To sum up: The New Black Panther tale — a years-long journey into the fevered right-wing imagination that cost hundreds of thousands of dollars and led to no shortage of scurrilous accusations of racism against the first black president and attorney general — was a colossal waste of time and taxpayer resources.

In the past, the OPR has not hesitated to excoriate the Justice Department. In 2008, it found that the Justice Department’s political leadership had broken civil service laws by prioritizing partisan affiliation in its hiring practices. OPR also determined in 2009 that the political leadership of the Civil Rights Division under Bush had done the same.

Of course, it was those very same disgruntled Bush partisans, hired during an era of politicization at the Department, when the leadership exchanged racist emails and talked openly about purging liberals from the division who provided the fuel for the baseless accusations of anti-white racism that have dominated the conservative media for the past two years. After the Justice Department changed hands, the cause was picked up by the conservative dominated U.S. Commission on Civil Rights. Like the civil rights division itself, under Bush the agency that once laid the groundwork for the civil rights legislation of the 1960s became a corrupted partisan instrument, narrowly focused on “toppling” the Obama administration with a flawed voter intimidation case framed in conjunction with a Republican political operative.

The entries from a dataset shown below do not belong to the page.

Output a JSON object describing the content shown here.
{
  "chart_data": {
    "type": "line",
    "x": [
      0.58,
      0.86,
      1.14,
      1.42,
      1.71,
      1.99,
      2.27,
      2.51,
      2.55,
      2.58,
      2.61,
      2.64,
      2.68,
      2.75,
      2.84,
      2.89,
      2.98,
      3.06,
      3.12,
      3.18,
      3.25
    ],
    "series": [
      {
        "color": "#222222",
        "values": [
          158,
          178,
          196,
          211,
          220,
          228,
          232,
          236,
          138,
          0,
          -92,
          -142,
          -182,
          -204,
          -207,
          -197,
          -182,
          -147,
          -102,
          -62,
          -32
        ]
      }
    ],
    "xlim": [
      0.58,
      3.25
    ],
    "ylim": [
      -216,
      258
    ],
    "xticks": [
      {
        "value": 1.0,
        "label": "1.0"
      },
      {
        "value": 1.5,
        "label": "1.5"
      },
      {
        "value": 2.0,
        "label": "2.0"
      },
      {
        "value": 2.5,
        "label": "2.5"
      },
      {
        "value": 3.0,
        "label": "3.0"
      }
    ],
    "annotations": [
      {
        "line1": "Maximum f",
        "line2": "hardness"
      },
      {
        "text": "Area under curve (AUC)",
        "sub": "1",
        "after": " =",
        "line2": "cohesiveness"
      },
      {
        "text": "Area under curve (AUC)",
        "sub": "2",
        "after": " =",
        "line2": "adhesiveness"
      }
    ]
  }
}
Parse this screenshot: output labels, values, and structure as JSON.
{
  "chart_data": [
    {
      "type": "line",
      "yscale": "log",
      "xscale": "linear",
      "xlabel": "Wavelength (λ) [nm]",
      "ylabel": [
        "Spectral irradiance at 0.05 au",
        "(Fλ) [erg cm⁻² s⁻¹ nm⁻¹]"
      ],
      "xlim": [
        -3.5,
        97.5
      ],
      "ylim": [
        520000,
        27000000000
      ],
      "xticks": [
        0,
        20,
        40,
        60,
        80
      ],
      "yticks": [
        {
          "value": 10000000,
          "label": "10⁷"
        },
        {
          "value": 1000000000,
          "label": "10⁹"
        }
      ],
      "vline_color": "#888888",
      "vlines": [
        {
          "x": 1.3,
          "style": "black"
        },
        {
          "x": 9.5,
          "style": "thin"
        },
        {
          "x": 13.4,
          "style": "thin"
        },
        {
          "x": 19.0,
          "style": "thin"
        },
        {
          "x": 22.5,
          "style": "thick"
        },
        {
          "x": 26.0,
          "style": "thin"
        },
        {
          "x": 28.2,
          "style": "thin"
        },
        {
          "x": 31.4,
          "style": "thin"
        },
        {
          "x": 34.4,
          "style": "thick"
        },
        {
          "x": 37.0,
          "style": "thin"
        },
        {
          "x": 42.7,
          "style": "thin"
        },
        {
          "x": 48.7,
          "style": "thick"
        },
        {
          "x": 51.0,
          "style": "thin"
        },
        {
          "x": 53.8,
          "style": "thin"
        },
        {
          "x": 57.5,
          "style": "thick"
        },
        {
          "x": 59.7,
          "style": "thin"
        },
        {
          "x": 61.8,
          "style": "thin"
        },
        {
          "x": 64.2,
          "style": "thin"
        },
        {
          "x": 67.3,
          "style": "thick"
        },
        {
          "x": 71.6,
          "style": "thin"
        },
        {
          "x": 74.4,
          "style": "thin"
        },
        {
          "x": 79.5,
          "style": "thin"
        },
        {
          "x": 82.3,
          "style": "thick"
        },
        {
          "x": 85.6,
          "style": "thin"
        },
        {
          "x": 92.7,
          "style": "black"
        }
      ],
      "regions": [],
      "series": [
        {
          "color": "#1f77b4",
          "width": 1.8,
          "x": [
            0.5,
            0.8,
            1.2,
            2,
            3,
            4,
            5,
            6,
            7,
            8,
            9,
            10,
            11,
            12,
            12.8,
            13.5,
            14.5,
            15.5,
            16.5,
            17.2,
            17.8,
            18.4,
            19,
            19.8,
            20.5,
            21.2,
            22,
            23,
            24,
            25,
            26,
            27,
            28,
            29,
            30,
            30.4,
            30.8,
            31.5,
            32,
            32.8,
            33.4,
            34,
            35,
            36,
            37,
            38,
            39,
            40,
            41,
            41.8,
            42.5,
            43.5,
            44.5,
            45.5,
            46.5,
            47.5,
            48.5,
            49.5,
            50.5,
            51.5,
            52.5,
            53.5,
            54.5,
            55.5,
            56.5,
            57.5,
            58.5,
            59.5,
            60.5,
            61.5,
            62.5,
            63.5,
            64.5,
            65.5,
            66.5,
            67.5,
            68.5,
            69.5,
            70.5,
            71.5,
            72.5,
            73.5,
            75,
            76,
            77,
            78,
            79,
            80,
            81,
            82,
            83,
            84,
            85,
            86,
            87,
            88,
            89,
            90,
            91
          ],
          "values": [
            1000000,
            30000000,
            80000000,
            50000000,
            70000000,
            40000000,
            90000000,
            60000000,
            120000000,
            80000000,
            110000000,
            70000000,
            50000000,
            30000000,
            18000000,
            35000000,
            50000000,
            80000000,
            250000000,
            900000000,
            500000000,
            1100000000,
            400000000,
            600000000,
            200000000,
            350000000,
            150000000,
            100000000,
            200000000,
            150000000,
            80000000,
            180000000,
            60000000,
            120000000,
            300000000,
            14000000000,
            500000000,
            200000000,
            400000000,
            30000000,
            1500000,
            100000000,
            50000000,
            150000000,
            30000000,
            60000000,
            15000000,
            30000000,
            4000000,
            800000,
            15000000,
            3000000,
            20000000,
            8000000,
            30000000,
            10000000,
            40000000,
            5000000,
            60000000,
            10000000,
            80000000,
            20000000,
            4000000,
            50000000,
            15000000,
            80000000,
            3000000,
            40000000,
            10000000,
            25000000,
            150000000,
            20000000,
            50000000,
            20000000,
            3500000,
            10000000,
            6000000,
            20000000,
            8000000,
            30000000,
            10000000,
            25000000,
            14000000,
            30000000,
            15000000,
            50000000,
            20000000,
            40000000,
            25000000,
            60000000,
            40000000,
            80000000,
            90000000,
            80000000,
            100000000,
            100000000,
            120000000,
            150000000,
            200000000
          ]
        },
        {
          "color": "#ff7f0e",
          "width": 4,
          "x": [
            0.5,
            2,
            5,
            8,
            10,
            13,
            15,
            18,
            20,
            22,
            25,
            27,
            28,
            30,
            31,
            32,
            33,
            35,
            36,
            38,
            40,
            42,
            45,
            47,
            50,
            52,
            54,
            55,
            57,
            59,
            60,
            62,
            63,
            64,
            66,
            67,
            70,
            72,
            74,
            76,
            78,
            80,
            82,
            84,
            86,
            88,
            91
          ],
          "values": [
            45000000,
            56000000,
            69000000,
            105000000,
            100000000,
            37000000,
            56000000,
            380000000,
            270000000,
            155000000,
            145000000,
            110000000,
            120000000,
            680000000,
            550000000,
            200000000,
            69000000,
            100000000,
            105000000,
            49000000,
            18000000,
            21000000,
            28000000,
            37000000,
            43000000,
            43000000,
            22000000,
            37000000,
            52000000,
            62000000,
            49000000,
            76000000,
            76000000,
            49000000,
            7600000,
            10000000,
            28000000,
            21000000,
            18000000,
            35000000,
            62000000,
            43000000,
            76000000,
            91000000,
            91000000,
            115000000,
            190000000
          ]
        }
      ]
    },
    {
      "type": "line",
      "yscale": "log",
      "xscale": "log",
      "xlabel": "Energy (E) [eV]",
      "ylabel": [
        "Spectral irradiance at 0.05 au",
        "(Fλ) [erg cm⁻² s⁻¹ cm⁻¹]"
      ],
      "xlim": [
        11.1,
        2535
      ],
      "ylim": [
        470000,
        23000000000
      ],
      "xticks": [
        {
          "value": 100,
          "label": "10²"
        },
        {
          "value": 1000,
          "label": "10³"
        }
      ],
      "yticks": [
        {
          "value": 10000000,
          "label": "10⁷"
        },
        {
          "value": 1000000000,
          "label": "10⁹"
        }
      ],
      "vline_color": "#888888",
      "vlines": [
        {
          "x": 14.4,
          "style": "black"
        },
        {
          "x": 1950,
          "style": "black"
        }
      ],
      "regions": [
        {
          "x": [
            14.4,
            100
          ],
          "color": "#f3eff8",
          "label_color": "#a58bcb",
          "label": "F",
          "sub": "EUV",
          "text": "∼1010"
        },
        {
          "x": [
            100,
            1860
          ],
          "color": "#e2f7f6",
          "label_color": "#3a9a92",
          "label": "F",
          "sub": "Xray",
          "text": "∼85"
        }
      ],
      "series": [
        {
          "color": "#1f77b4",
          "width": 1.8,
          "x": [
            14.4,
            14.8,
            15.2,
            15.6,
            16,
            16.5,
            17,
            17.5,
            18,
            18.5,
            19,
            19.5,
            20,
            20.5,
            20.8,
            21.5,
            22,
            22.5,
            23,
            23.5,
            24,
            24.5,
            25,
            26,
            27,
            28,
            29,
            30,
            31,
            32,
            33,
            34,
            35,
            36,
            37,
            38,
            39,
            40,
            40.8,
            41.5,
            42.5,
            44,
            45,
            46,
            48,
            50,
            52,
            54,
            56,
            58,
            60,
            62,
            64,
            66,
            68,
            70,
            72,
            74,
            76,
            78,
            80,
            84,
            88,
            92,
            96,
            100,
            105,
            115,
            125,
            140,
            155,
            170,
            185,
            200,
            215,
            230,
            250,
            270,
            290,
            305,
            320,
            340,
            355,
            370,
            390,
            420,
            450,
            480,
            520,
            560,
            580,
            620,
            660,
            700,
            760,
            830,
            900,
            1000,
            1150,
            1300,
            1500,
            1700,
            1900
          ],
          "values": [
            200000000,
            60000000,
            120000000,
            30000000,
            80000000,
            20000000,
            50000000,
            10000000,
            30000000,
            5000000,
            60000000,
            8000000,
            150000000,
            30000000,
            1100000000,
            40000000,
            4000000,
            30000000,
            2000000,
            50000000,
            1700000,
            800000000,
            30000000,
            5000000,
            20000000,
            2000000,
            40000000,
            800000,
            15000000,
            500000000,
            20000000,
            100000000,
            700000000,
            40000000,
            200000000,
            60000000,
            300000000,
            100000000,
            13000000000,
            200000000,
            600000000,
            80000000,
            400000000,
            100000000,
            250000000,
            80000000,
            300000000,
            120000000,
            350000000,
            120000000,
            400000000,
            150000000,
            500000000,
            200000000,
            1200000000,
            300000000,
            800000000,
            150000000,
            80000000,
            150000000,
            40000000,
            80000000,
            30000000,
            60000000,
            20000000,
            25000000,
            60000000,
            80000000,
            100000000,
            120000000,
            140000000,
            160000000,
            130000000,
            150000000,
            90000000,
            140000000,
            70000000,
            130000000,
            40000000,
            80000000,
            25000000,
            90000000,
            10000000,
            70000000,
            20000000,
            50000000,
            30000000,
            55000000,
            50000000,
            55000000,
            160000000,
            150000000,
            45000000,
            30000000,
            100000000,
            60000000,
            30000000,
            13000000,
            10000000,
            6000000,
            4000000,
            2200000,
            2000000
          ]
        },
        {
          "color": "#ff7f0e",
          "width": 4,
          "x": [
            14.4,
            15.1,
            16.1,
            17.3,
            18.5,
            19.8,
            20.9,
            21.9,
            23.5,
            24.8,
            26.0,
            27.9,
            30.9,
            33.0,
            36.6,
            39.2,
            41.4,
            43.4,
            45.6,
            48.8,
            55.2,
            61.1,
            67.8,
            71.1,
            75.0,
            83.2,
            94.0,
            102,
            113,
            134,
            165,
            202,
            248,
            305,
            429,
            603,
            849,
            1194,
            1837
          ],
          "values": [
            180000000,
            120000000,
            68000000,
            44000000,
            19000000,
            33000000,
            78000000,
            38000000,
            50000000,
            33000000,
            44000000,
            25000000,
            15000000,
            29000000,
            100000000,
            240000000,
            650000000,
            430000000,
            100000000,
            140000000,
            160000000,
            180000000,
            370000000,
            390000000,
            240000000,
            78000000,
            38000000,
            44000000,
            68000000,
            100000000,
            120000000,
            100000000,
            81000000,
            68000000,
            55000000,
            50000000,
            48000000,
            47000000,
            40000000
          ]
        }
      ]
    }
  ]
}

Republicans seized on this case for one reason, and one reason only. Despite the absence of any actual intimidated voters, and the hasty, weak nature of the original case, the GOP sought an opportunity to inflame white resentment by leveling charges that President Barack Obama and Attorney General Eric Holder are racist against white people. Though the staffers who filed the case have also been cleared, conservative media seized on the case to support a narrative of white racial victimhood, where virtually every single policy of the administration is attributed to a covert hatred for white people.

Of course, we should be under no illusion that the OPR’s findings will put an end to this false controversy. The most likely outcome is that the conservatives who have spent the last two years flogging this case will now go after OPR head Robin C. Ashton, accusing her of whitewashing the case. Even before the results of the OPR investigation were known, conservatives had already begun smearing her as a political hack.

For today’s conservatives, the absence of evidence of a conspiracy merely serves as more evidence of a conspiracy.